Ce sentiment n’était pas le meilleur. Celait la lassitude du mal plutôt que l’amour du bien.

On le vit plus d’une fois pêcher à l’épervier, ou à la nasse, ou à la ligne, dans le torrent avec les autres frères, tant la paix lui devenait de jour en jour plus douce. Il cultivait aussi un petit jardin enclos d’épines, qu’il remplit de laitues. Le plus souvent, son capuchon était rabattu sur son visage. Il parlait peu, avec discrétion, seulement lorsqu’on l’interrogeait, ce qui n’arrivait presque jamais. Un jour, il eut la fantaisie de faire célébrer ses funérailles.

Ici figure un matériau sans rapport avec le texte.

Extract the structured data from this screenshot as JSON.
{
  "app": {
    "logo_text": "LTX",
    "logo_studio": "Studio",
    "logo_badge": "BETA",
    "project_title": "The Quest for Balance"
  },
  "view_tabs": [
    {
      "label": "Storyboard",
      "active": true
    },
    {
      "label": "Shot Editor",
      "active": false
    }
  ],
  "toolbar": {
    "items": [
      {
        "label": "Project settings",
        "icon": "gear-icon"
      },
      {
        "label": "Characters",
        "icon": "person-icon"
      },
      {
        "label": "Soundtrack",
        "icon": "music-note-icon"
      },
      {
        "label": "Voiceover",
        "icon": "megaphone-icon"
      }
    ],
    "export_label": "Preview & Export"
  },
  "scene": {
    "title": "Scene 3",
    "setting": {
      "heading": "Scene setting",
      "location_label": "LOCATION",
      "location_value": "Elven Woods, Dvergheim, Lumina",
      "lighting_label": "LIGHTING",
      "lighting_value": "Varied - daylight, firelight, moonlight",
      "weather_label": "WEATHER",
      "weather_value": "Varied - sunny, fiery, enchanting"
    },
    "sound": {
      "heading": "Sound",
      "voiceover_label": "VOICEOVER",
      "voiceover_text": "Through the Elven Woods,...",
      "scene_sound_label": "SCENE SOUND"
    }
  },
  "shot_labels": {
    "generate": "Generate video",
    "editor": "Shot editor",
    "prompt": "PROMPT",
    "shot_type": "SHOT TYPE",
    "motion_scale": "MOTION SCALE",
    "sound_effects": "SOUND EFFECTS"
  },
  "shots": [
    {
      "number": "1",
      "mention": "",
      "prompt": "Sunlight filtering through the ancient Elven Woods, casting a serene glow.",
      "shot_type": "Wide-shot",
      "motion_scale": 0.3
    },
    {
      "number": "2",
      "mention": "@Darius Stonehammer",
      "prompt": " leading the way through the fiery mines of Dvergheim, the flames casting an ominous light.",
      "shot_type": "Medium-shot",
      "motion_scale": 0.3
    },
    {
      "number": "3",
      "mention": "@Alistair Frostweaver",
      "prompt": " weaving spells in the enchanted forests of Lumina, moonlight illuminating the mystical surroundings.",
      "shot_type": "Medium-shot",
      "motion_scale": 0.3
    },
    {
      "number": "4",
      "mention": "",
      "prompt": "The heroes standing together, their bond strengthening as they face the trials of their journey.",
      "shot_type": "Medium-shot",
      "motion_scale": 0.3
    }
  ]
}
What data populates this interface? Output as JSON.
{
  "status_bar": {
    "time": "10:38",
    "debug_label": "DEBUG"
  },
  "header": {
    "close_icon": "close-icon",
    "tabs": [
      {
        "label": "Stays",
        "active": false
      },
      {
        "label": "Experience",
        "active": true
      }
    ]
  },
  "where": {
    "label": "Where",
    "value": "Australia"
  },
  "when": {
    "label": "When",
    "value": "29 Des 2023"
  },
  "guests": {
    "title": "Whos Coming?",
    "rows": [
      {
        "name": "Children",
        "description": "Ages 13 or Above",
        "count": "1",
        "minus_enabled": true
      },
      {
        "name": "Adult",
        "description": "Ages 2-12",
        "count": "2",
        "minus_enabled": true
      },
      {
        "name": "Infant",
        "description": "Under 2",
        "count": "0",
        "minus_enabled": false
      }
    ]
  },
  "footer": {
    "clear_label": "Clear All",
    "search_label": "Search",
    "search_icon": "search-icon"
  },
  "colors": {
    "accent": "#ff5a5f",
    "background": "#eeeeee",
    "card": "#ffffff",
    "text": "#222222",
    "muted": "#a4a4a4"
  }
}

Il se coucha dans une bière. Les habitants de l’abbaye défilèrent en procession autour de lui, en chantant l’office des morts ; après quoi, il se leva sur son séant, et dit :

« Heureux qui peut mourir ! »

Un autre jour, dans le cloître, allant à ténèbres, il se promenait avec le prêtre Jean :

« Excusez-moi, mon père, lui dit-il. N’êtes-vous pas le grand Pan ? c’est étrange comme-vous lui ressemblez.

— Quelle folie, mon frère ! Vous pensez trop. Prenez garde, vous avez la fièvre.

— Montrez-moi vos pieds sous la bure, que je les baise.

— Non, mon frère ! c’est trop d’humilité. »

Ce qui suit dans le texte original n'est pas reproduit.